Most Pennsylvanians will naturally feel drowsy following an extended period of wakefulness or after taking certain prescription or over-the-counter drugs. The important thing is to avoid getting behind the wheel during these times. Prescription sleep aids, for example, require one to sleep seven to eight hours before heading out. Unfortunately, many people ignore these directions and disregard the signs of drowsiness.
Motorists should follow a few tips to combat drowsy driving. First, drivers should ensure that they sleep seven or more hours per night. This is the CDC's recommendation for the average adult. Next, it's wise to see a doctor about any possible sleep disorders. With obstructive sleep apnea, one may wake up continually during the night and, as a result, get poor sleep even if they've been in bed for seven hours.

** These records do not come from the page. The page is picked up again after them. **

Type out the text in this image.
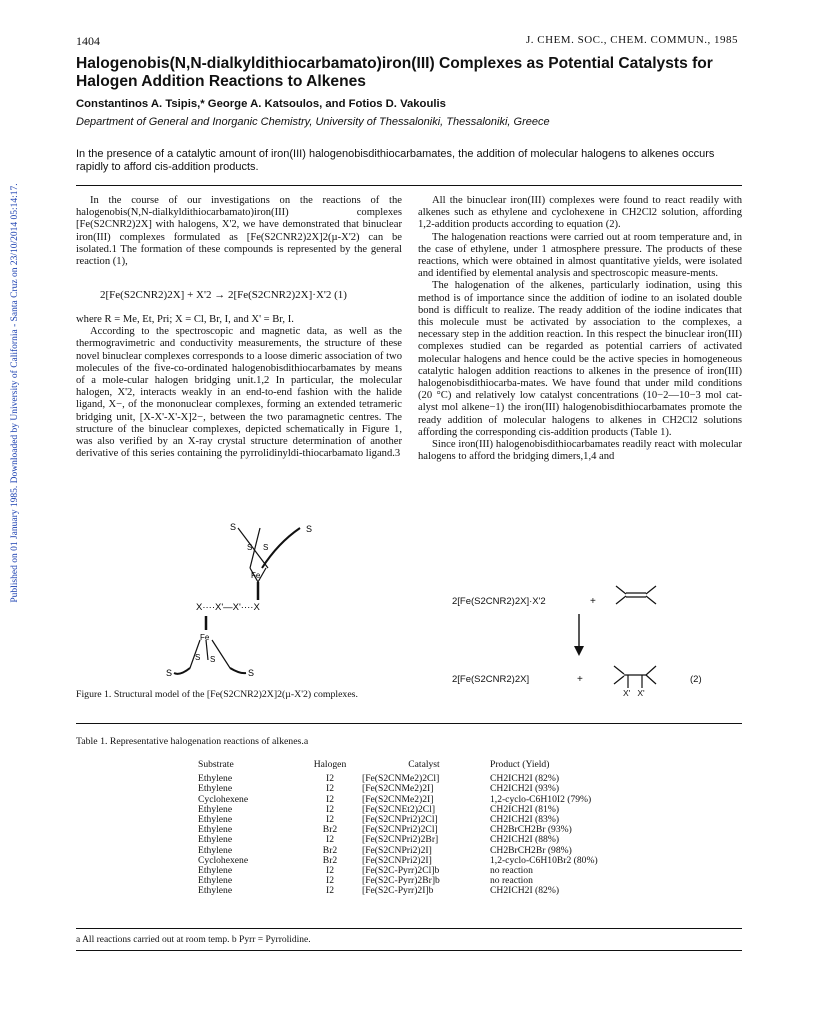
Published on 01 January 1985. Downloaded by University of California - Santa Cruz on 23/10/2014 05:14:17.
1404	J. CHEM. SOC., CHEM. COMMUN., 1985
Halogenobis(N,N-dialkyldithiocarbamato)iron(III) Complexes as Potential Catalysts for Halogen Addition Reactions to Alkenes
Constantinos A. Tsipis,* George A. Katsoulos, and Fotios D. Vakoulis
Department of General and Inorganic Chemistry, University of Thessaloniki, Thessaloniki, Greece
In the presence of a catalytic amount of iron(III) halogenobisdithiocarbamates, the addition of molecular halogens to alkenes occurs rapidly to afford cis-addition products.

In the course of our investigations on the reactions of the halogenobis(N,N-dialkyldithiocarbamato)iron(III) complexes [Fe(S2CNR2)2X] with halogens, X'2, we have demonstrated that binuclear iron(III) complexes formulated as [Fe(S2CNR2)2X]2(µ-X'2) can be isolated.1 The formation of these compounds is represented by the general reaction (1),

2[Fe(S2CNR2)2X] + X'2 → 2[Fe(S2CNR2)2X]·X'2 (1)

where R = Me, Et, Pri; X = Cl, Br, I, and X' = Br, I.

According to the spectroscopic and magnetic data, as well as the thermogravimetric and conductivity measurements, the structure of these novel binuclear complexes corresponds to a loose dimeric association of two molecules of the five-co-ordinated halogenobisdithiocarbamates by means of a mole-cular halogen bridging unit.1,2 In particular, the molecular halogen, X'2, interacts weakly in an end-to-end fashion with the halide ligand, X−, of the mononuclear complexes, forming an extended tetrameric bridging unit, [X-X'-X'-X]2−, between the two paramagnetic centres. The structure of the binuclear complexes, depicted schematically in Figure 1, was also verified by an X-ray crystal structure determination of another derivative of this series containing the pyrrolidinyldi-thiocarbamato ligand.3

S	S
S S
Fe
X····X'—X'····X
Fe
S
S S
S
Figure 1. Structural model of the [Fe(S2CNR2)2X]2(µ-X'2) complexes.

All the binuclear iron(III) complexes were found to react readily with alkenes such as ethylene and cyclohexene in CH2Cl2 solution, affording 1,2-addition products according to equation (2).

The halogenation reactions were carried out at room temperature and, in the case of ethylene, under 1 atmosphere pressure. The products of these reactions, which were obtained in almost quantitative yields, were isolated and identified by elemental analysis and spectroscopic measure-ments.

The halogenation of the alkenes, particularly iodination, using this method is of importance since the addition of iodine to an isolated double bond is difficult to realize. The ready addition of the iodine indicates that this molecule must be activated by association to the complexes, a necessary step in the addition reaction. In this respect the binuclear iron(III) complexes studied can be regarded as potential carriers of activated molecular halogens and hence could be the active species in homogeneous catalytic halogen addition reactions to alkenes in the presence of iron(III) halogenobisdithiocarba-mates. We have found that under mild conditions (20 °C) and relatively low catalyst concentrations (10−2—10−3 mol cat-alyst mol alkene−1) the iron(III) halogenobisdithiocarbamates promote the ready addition of molecular halogens to alkenes in CH2Cl2 solutions affording the corresponding cis-addition products (Table 1).

Since iron(III) halogenobisdithiocarbamates readily react with molecular halogens to afford the bridging dimers,1,4 and

2[Fe(S2CNR2)2X]·X'2	+
2[Fe(S2CNR2)2X]	+
X'   X'
(2)
Table 1. Representative halogenation reactions of alkenes.a
Substrate	Halogen	Catalyst	Product (Yield)

Ethylene	I2	[Fe(S2CNMe2)2Cl]	CH2ICH2I (82%)
Ethylene	I2	[Fe(S2CNMe2)2I]	CH2ICH2I (93%)
Cyclohexene	I2	[Fe(S2CNMe2)2I]	1,2-cyclo-C6H10I2 (79%)
Ethylene	I2	[Fe(S2CNEt2)2Cl]	CH2ICH2I (81%)
Ethylene	I2	[Fe(S2CNPri2)2Cl]	CH2ICH2I (83%)
Ethylene	Br2	[Fe(S2CNPri2)2Cl]	CH2BrCH2Br (93%)
Ethylene	I2	[Fe(S2CNPri2)2Br]	CH2ICH2I (88%)
Ethylene	Br2	[Fe(S2CNPri2)2I]	CH2BrCH2Br (98%)
Cyclohexene	Br2	[Fe(S2CNPri2)2I]	1,2-cyclo-C6H10Br2 (80%)
Ethylene	I2	[Fe(S2C-Pyrr)2Cl]b	no reaction
Ethylene	I2	[Fe(S2C-Pyrr)2Br]b	no reaction
Ethylene	I2	[Fe(S2C-Pyrr)2I]b	CH2ICH2I (82%)
a All reactions carried out at room temp. b Pyrr = Pyrrolidine.
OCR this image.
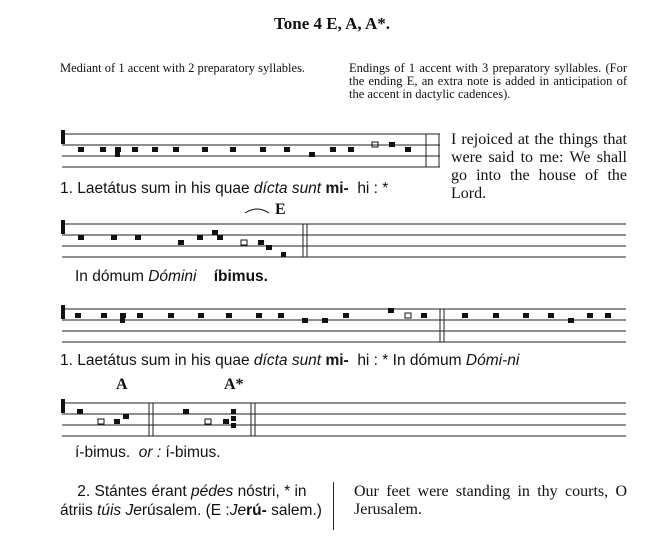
Tone 4 E, A, A*.
Mediant of 1 accent with 2 preparatory syllables.	Endings of 1 accent with 3 preparatory syllables. (For the ending E, an extra note is added in anticipation of the accent in dactylic cadences).
1. Laetátus sum in his quae dícta sunt mi- hi : *
I rejoiced at the things that were said to me: We shall go into the house of the Lord.
E
In dómum Dómini íbimus.
1. Laetátus sum in his quae dícta sunt mi- hi : * In dómum Dómi-ni
A	A*
í-bimus. or : í-bimus.
2. Stántes érant pédes nóstri, * in átriis túis Jerúsalem. (E :Jerú- salem.)
Our feet were standing in thy courts, O Jerusalem.
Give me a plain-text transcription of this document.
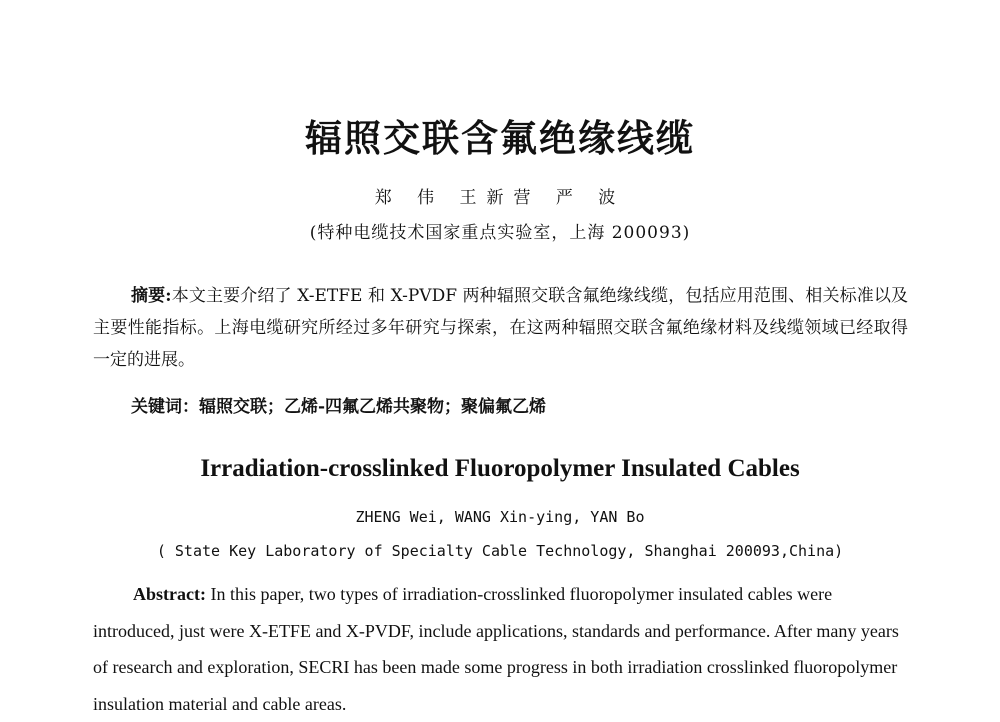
辐照交联含氟绝缘线缆
郑 伟 王新营 严 波
(特种电缆技术国家重点实验室，上海 200093)
摘要:本文主要介绍了 X-ETFE 和 X-PVDF 两种辐照交联含氟绝缘线缆，包括应用范围、相关标准以及主要性能指标。上海电缆研究所经过多年研究与探索，在这两种辐照交联含氟绝缘材料及线缆领域已经取得一定的进展。
关键词：辐照交联；乙烯-四氟乙烯共聚物；聚偏氟乙烯
Irradiation-crosslinked Fluoropolymer Insulated Cables
ZHENG Wei, WANG Xin-ying, YAN Bo
( State Key Laboratory of Specialty Cable Technology, Shanghai 200093,China)
Abstract: In this paper, two types of irradiation-crosslinked fluoropolymer insulated cables were introduced, just were X-ETFE and X-PVDF, include applications, standards and performance. After many years of research and exploration, SECRI has been made some progress in both irradiation crosslinked fluoropolymer insulation material and cable areas.
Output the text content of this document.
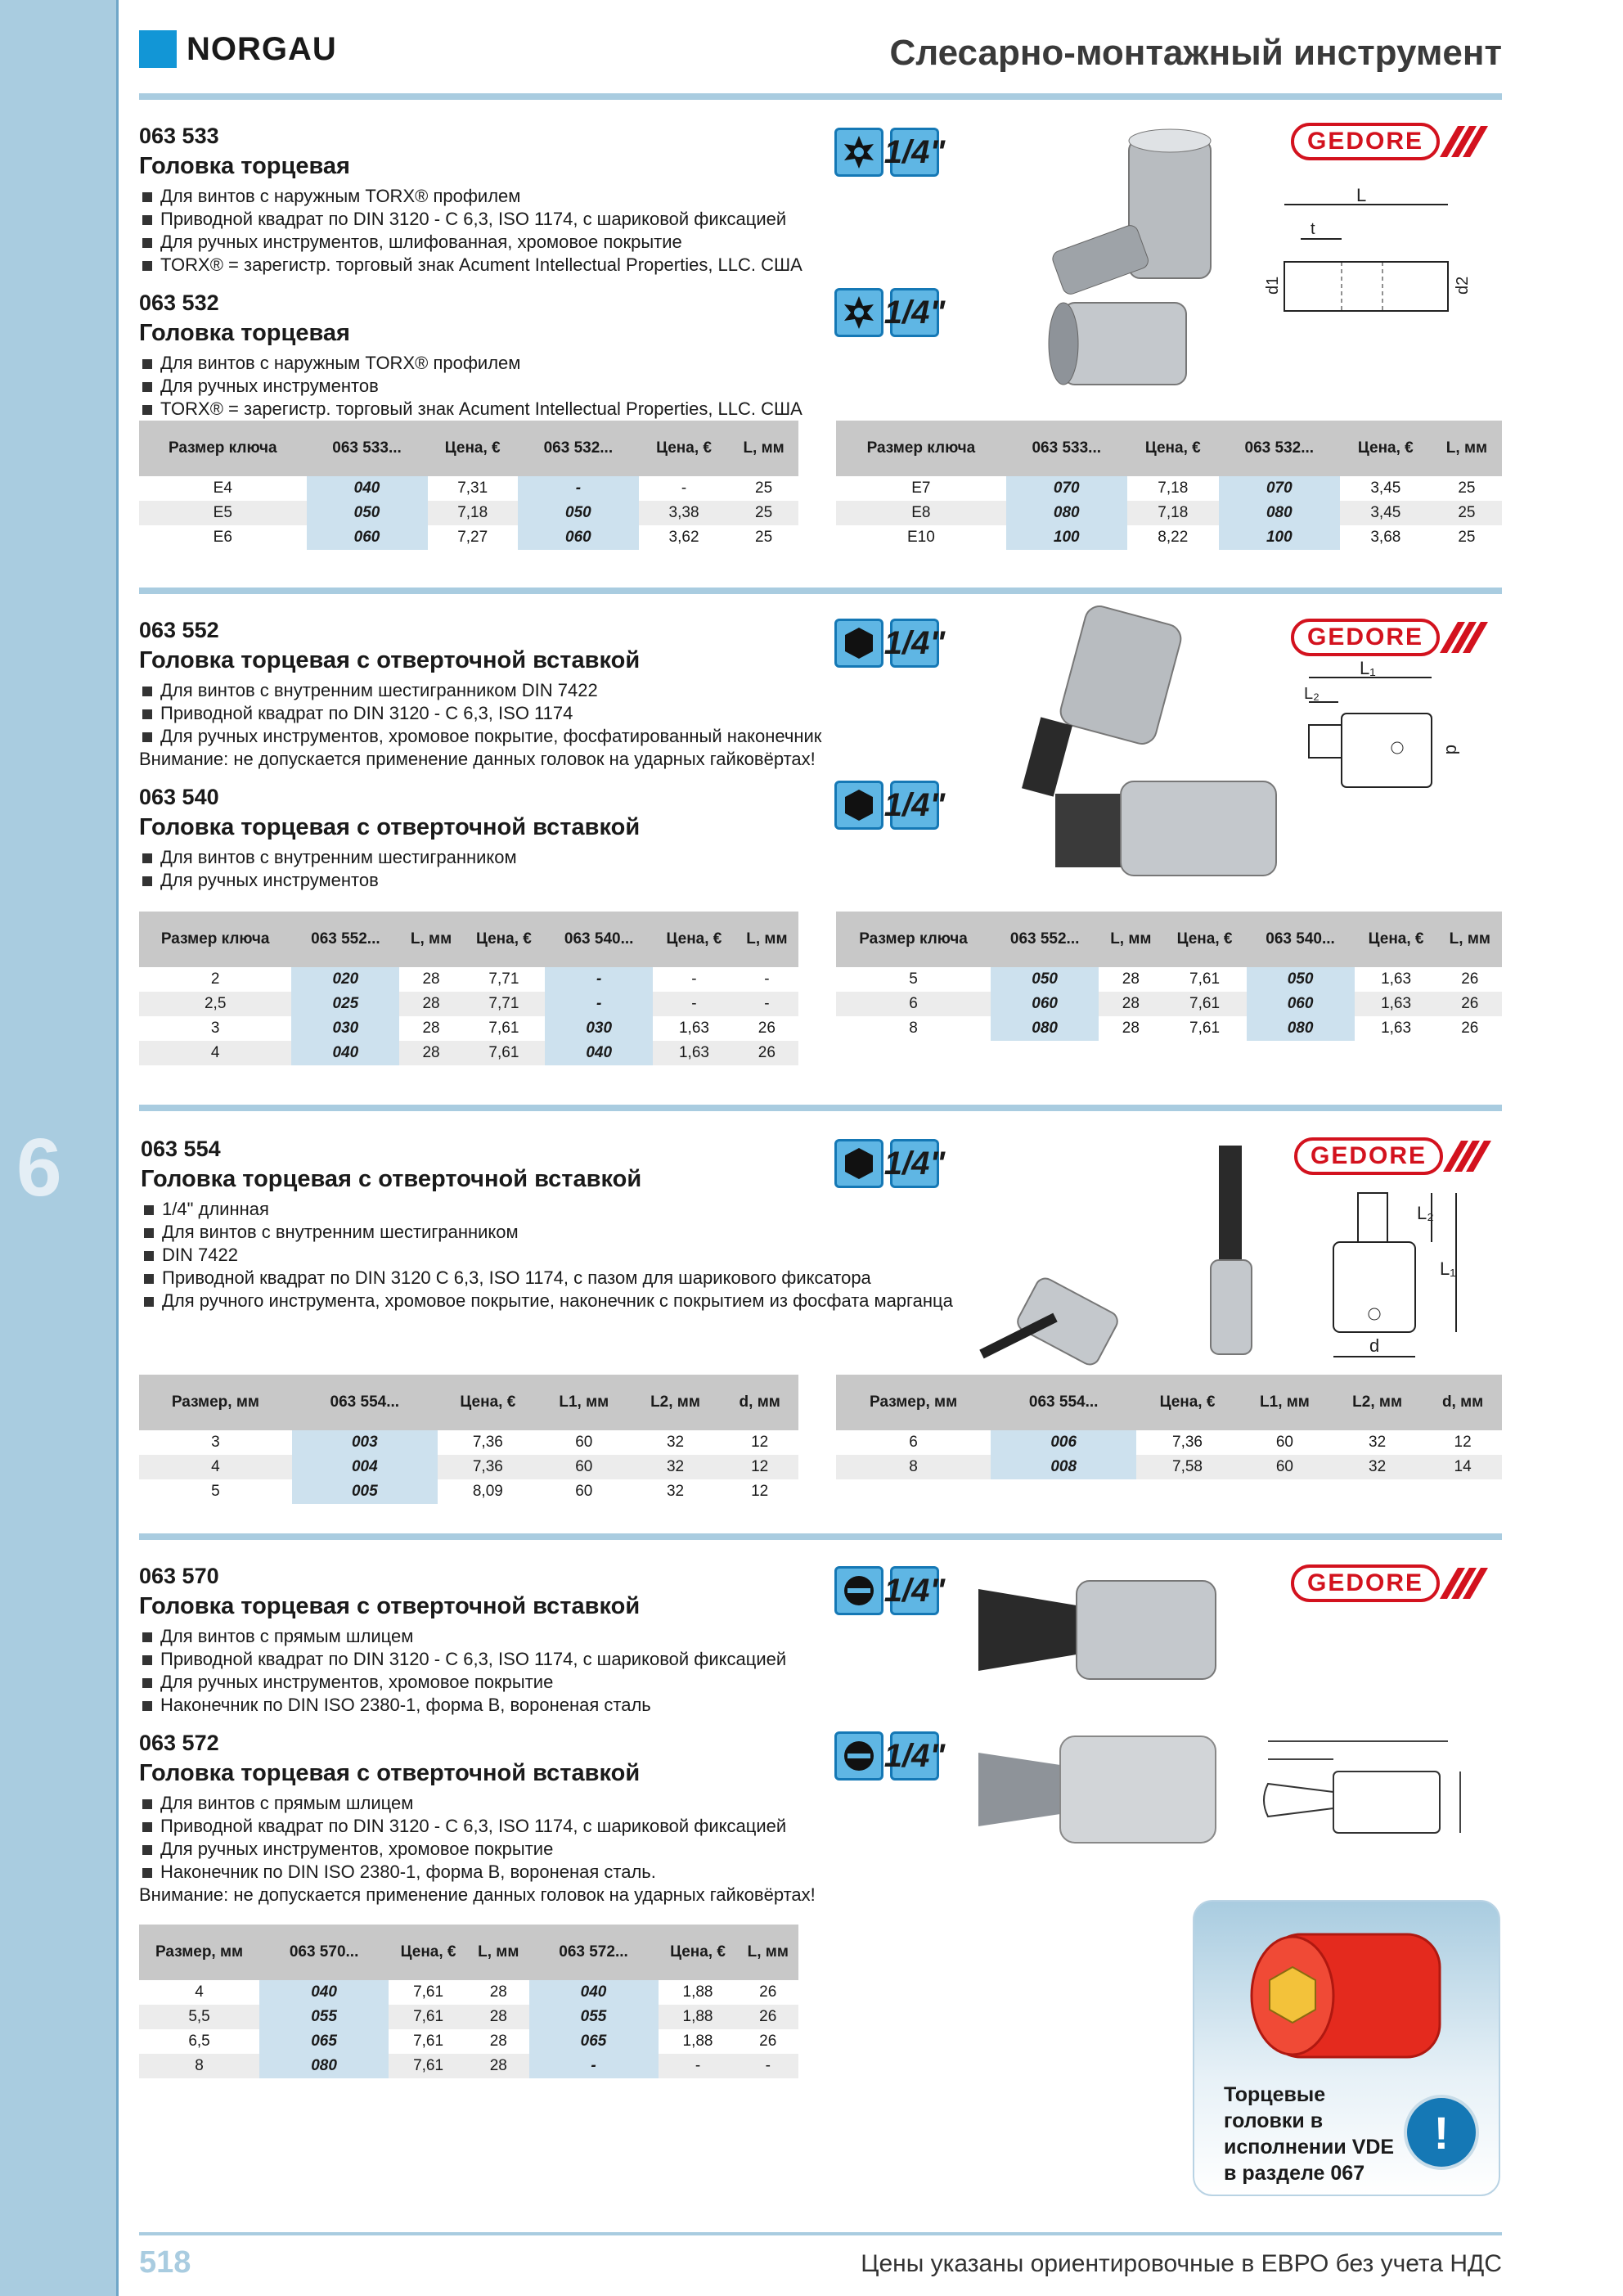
6
NORGAU	Слесарно-монтажный инструмент

063 533

Головка торцевая

Для винтов с наружным TORX® профилем
Приводной квадрат по DIN 3120 - C 6,3, ISO 1174, с шариковой фиксацией
Для ручных инструментов, шлифованная, хромовое покрытие
TORX® = зарегистр. торговый знак Acument Intellectual Properties, LLC. США

063 532

Головка торцевая

Для винтов с наружным TORX® профилем
Для ручных инструментов
TORX® = зарегистр. торговый знак Acument Intellectual Properties, LLC. США
1/4"
1/4"
GEDORE
L
t
d1	d2
Размер ключа	063 533...	Цена, €	063 532...	Цена, €	L, мм
E4	040	7,31	-	-	25
E5	050	7,18	050	3,38	25
E6	060	7,27	060	3,62	25
Размер ключа	063 533...	Цена, €	063 532...	Цена, €	L, мм
E7	070	7,18	070	3,45	25
E8	080	7,18	080	3,45	25
E10	100	8,22	100	3,68	25

063 552

Головка торцевая с отверточной вставкой

Для винтов с внутренним шестигранником DIN 7422
Приводной квадрат по DIN 3120 - C 6,3, ISO 1174
Для ручных инструментов, хромовое покрытие, фосфатированный наконечник
Внимание: не допускается применение данных головок на ударных гайковёртах!

063 540

Головка торцевая с отверточной вставкой

Для винтов с внутренним шестигранником
Для ручных инструментов
1/4"
1/4"
GEDORE
L₁
L₂
d
Размер ключа	063 552...	L, мм	Цена, €	063 540...	Цена, €	L, мм
2	020	28	7,71	-	-	-
2,5	025	28	7,71	-	-	-
3	030	28	7,61	030	1,63	26
4	040	28	7,61	040	1,63	26
Размер ключа	063 552...	L, мм	Цена, €	063 540...	Цена, €	L, мм
5	050	28	7,61	050	1,63	26
6	060	28	7,61	060	1,63	26
8	080	28	7,61	080	1,63	26

063 554

Головка торцевая с отверточной вставкой

1/4" длинная
Для винтов с внутренним шестигранником
DIN 7422
Приводной квадрат по DIN 3120 C 6,3, ISO 1174, с пазом для шарикового фиксатора
Для ручного инструмента, хромовое покрытие, наконечник с покрытием из фосфата марганца
1/4"	GEDORE
L₂
L₁
d
Размер, мм	063 554...	Цена, €	L1, мм	L2, мм	d, мм
3	003	7,36	60	32	12
4	004	7,36	60	32	12
5	005	8,09	60	32	12
Размер, мм	063 554...	Цена, €	L1, мм	L2, мм	d, мм
6	006	7,36	60	32	12
8	008	7,58	60	32	14

063 570

Головка торцевая с отверточной вставкой

Для винтов с прямым шлицем
Приводной квадрат по DIN 3120 - C 6,3, ISO 1174, с шариковой фиксацией
Для ручных инструментов, хромовое покрытие
Наконечник по DIN ISO 2380-1, форма B, вороненая сталь

063 572

Головка торцевая с отверточной вставкой

Для винтов с прямым шлицем
Приводной квадрат по DIN 3120 - C 6,3, ISO 1174, с шариковой фиксацией
Для ручных инструментов, хромовое покрытие
Наконечник по DIN ISO 2380-1, форма B, вороненая сталь.
Внимание: не допускается применение данных головок на ударных гайковёртах!
1/4"
1/4"
GEDORE
Размер, мм	063 570...	Цена, €	L, мм	063 572...	Цена, €	L, мм
4	040	7,61	28	040	1,88	26
5,5	055	7,61	28	055	1,88	26
6,5	065	7,61	28	065	1,88	26
8	080	7,61	28	-	-	-
Торцевые головки в исполнении VDE в разделе 067
!
518	Цены указаны ориентировочные в ЕВРО без учета НДС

If the use of medications is interfering with one's commutes, then it may be wise to ask a doctor to change the timing of the doses. It's also wise to find a driving companion before going on a long road trip. This person could keep them awake with conversation or take turns at the wheel. Another temporary aid for a long trip is to drink plenty of caffeinated beverages without relying entirely on them. An occasional 20-minute nap on the roadside can be beneficial too.
Drowsiness makes one inattentive to the road and surroundings, which is why drowsy driving is considered negligent behavior. Many motor vehicle crashes are caused by negligence. Someone who has been injured by a negligent driver may want to hire a lawyer. Legal counsel might be able to negotiate a settlement that covers damages.